University of Wisconsin-Madison Physical Sciences Lab

Material Characterization System

Yang/Booske MCS

The Physical Sciences Laboratory has partnered in the development of a terahertz-frequency regime (100-3,000 gigahertz) material characterization system by Benjamin Yang, Sarah Katz and John Booske of the Electrical and Computer Engineering Department at the University of Wisconsin-Madison. The system can be used to measure electromagnetic properties–such as dielectric constant, loss tangent and conductivity–of materials by detecting changes in the resonance characteristics of a quasi-optical resonator.

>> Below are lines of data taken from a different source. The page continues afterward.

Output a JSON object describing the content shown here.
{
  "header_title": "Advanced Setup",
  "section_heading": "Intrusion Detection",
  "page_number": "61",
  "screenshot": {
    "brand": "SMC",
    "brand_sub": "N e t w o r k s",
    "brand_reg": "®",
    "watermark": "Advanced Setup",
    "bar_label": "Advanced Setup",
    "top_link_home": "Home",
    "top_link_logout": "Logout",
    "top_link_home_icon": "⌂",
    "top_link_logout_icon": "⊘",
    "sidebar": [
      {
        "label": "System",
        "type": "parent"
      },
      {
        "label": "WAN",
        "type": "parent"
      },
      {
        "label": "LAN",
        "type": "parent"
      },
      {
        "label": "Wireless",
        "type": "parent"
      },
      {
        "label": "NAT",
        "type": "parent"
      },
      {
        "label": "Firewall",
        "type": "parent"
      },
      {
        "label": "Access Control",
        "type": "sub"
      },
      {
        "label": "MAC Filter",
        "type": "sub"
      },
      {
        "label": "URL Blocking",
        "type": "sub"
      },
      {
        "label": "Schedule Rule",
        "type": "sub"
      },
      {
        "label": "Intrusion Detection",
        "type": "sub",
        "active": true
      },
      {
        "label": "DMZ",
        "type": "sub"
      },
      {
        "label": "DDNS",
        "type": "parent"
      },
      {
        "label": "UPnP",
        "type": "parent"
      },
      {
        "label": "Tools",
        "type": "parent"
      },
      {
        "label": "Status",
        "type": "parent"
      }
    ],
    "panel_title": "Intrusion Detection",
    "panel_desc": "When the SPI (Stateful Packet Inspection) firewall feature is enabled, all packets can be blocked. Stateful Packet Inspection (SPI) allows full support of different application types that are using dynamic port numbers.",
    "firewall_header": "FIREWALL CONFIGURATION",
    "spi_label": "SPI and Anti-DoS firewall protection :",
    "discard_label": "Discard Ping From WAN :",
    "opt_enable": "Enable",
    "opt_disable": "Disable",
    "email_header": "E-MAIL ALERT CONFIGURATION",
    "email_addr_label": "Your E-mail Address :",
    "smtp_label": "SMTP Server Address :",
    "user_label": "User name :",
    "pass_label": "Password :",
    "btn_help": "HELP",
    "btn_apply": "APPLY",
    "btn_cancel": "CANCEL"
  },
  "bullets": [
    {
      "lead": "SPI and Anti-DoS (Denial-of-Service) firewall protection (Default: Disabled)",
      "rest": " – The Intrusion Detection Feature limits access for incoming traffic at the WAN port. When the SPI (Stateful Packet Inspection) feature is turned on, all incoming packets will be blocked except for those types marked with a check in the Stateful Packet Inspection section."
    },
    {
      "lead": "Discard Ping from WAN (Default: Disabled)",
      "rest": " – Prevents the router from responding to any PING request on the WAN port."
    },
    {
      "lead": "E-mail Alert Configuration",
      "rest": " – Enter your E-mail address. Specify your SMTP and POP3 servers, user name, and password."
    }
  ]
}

Since there are few off-the-shelf parts for use in the terahertz regime, the Physical Sciences Laboratory has custom-fabricated many components of the experiment, shown above. Examples include the large copper mirror, the frame holding the thin film beam splitter, the sample holder, and the stainless steel posts supporting the electromagnetic source, allowing it to be reasonably aligned with little effort. Already, the system has been used to measure material parameters of thin dielectrics, as well as changes in conductivity between gold and steel. Once operating at optimal parameters, this system will be used to tackle the unexplored question of how surface roughness affects conductivity at terahertz frequencies. The project is funded by the Air Force Office of Scientific Research.